KWRBT, here's what I think he means by straining the soup.
When you make soup, and then refrigerate it overnight, a layer of fat will form overnight. When you go to reheat the soup, simply spoon off the layer of fat, and you have low fat soup.
That is partly what I mean. Removing the coagulated fat from the top is a must (unless you like greasy, fatty soup). However, remember I said to leave the liquid, chicken and vegetables in the pot overnight. So the other part of it is to use a strainer to catch all the solid stuff and retain only the liquid. As for whether or not that is the soup, actually what you have there is chicken broth. If you want to only have clear chicken broth as your soup, then you are done. However, you can add vegetables, rice, noodles, etc...really whatever you like to "make the soup". It's totally up to you. If you add additional items, the soup only needs to cook long enough to cook those items since it already has all the flavor it needs.
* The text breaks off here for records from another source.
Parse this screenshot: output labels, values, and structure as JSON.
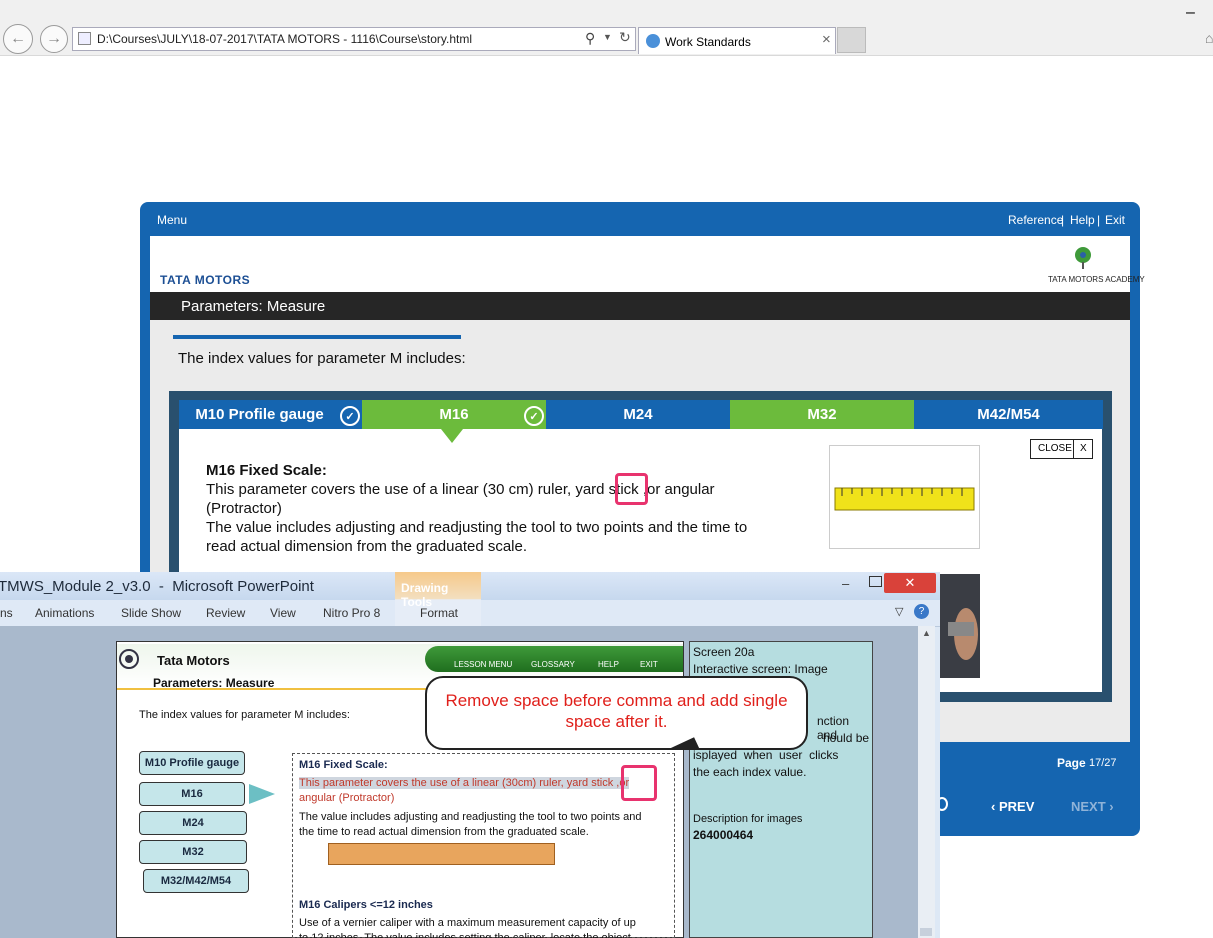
{
  "browser": {
    "address": "D:\\Courses\\JULY\\18-07-2017\\TATA MOTORS - 1116\\Course\\story.html",
    "tab_title": "Work Standards",
    "tab_close": "×"
  },
  "player": {
    "menu": "Menu",
    "reference": "Reference",
    "help": "Help",
    "exit": "Exit",
    "sep": "|",
    "brand": "TATA MOTORS",
    "academy": "TATA MOTORS ACADEMY",
    "slide_title": "Parameters: Measure",
    "intro": "The index values for parameter M includes:",
    "tabs": [
      {
        "label": "M10 Profile gauge",
        "color": "#1565b0"
      },
      {
        "label": "M16",
        "color": "#6cbb3c"
      },
      {
        "label": "M24",
        "color": "#1565b0"
      },
      {
        "label": "M32",
        "color": "#6cbb3c"
      },
      {
        "label": "M42/M54",
        "color": "#1565b0"
      }
    ],
    "close_label": "CLOSE",
    "close_x": "X",
    "heading": "M16 Fixed Scale:",
    "line1": "This parameter covers the use of a linear (30 cm) ruler, yard stick ,or angular",
    "line2": "(Protractor)",
    "line3": "The value includes adjusting and readjusting the tool to two points and the time to",
    "line4": "read actual dimension from the graduated scale.",
    "page_label": "Page",
    "page_value": "17/27",
    "prev": "PREV",
    "next": "NEXT"
  },
  "ppt": {
    "title": "TMWS_Module 2_v3.0  -  Microsoft PowerPoint",
    "drawing_tools": "Drawing Tools",
    "ribbon": [
      "ns",
      "Animations",
      "Slide Show",
      "Review",
      "View",
      "Nitro Pro 8",
      "Format"
    ],
    "slide": {
      "brand": "Tata Motors",
      "nav": [
        "LESSON MENU",
        "GLOSSARY",
        "HELP",
        "EXIT"
      ],
      "subtitle": "Parameters: Measure",
      "intro": "The index values for parameter M includes:",
      "buttons": [
        "M10 Profile gauge",
        "M16",
        "M24",
        "M32",
        "M32/M42/M54"
      ],
      "heading": "M16 Fixed Scale:",
      "red1": "This parameter covers the use of a linear (30cm) ruler, yard stick ,or",
      "red2": "angular (Protractor)",
      "body1": "The value includes adjusting and readjusting the tool to two points and",
      "body2": "the time to read actual dimension from the graduated scale.",
      "heading2": "M16 Calipers <=12 inches",
      "body3": "Use of a vernier caliper with a maximum measurement capacity of up",
      "body4": "to 12 inches. The value includes setting the caliper, locate the object"
    },
    "notes": {
      "l1": "Screen 20a",
      "l2": "Interactive screen: Image",
      "l3": "nction and",
      "l4": "hould be",
      "l5": "isplayed  when  user  clicks",
      "l6": "the each index value.",
      "l7": "Description for images",
      "l8": "264000464"
    },
    "callout": "Remove space before comma and add single space after it."
  }
}
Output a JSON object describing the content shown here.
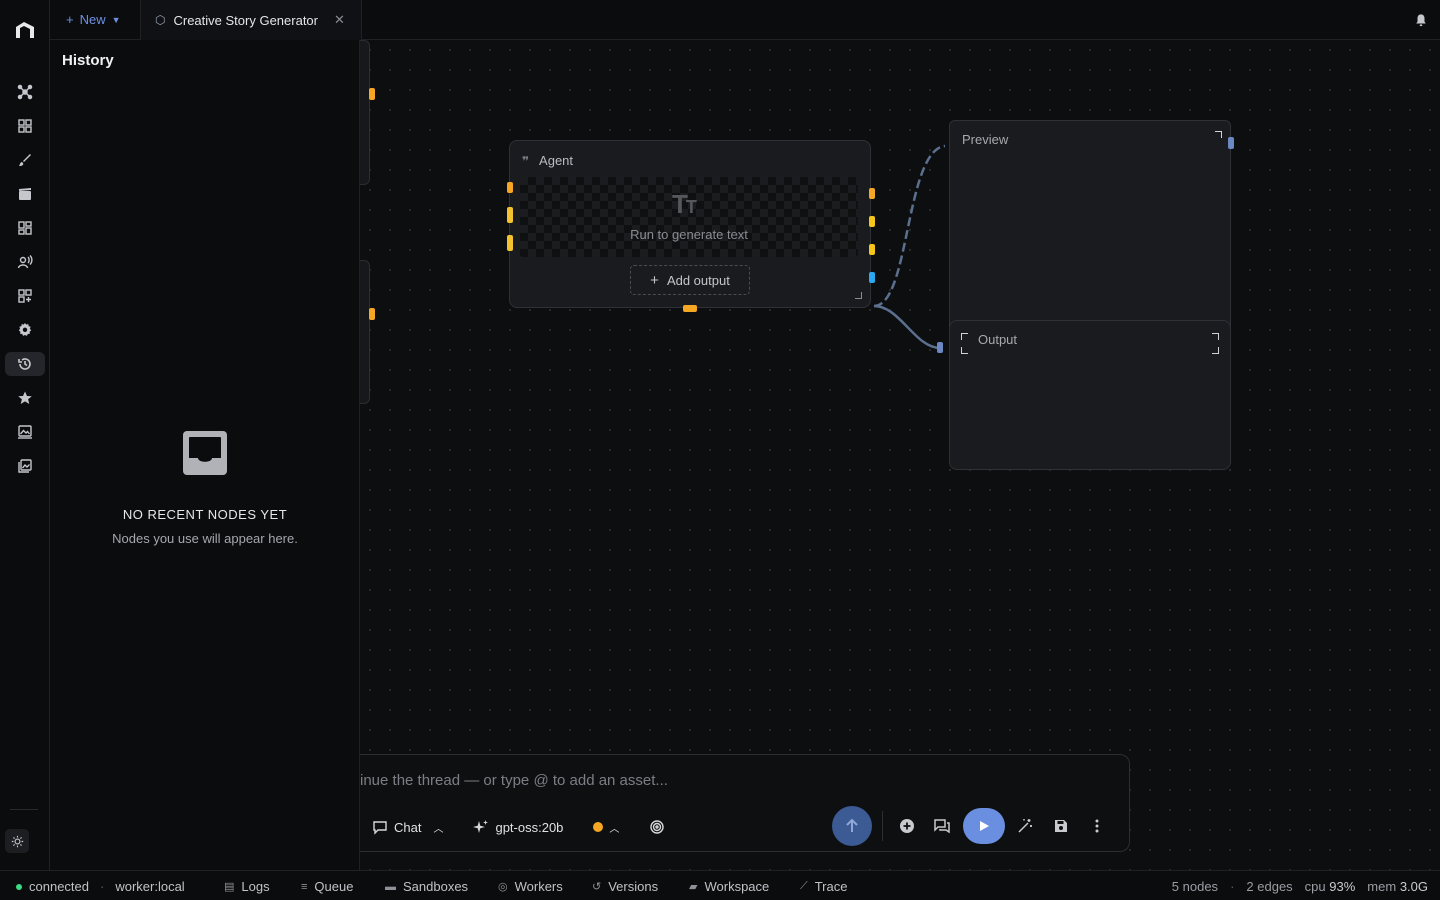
{
  "topbar": {
    "new_label": "New",
    "tab_title": "Creative Story Generator"
  },
  "history": {
    "title": "History",
    "empty_title": "NO RECENT NODES YET",
    "empty_subtitle": "Nodes you use will appear here."
  },
  "canvas": {
    "agent_node": {
      "title": "Agent",
      "placeholder_text": "Run to generate text",
      "add_output_label": "Add output"
    },
    "preview_node": {
      "title": "Preview"
    },
    "output_node": {
      "title": "Output"
    }
  },
  "chat": {
    "placeholder": "inue the thread — or type @ to add an asset...",
    "mode_label": "Chat",
    "model_label": "gpt-oss:20b"
  },
  "statusbar": {
    "connection": "connected",
    "worker": "worker:local",
    "logs": "Logs",
    "queue": "Queue",
    "sandboxes": "Sandboxes",
    "workers": "Workers",
    "versions": "Versions",
    "workspace": "Workspace",
    "trace": "Trace",
    "nodes": "5 nodes",
    "edges": "2 edges",
    "cpu_label": "cpu",
    "cpu_value": "93%",
    "mem_label": "mem",
    "mem_value": "3.0G"
  },
  "colors": {
    "accent": "#6b8fe0",
    "handle_orange": "#f5a623",
    "handle_yellow": "#f2c230",
    "handle_blue": "#2aa8f2",
    "status_green": "#3ddc84"
  },
  "icons": {
    "rail": [
      "network-icon",
      "grid-icon",
      "brush-icon",
      "film-icon",
      "dashboard-icon",
      "voice-icon",
      "apps-add-icon",
      "gear-icon",
      "history-icon",
      "star-icon",
      "image-collection-icon",
      "gallery-icon"
    ]
  }
}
One other thing that I should clarify. When you cook the chicken in the pot, use a chicken carcass because you will be cooking the liquid for hours. If you cook the whole chicken and then plan to add some of the meat in your final soup, the meat will probably be a little tough. What I actually like to do is roast a chicken, have a nice chicken dinner, remove most of the remaining meat, then make the chicken broth with the carcass and use the remaining meat in the final soup.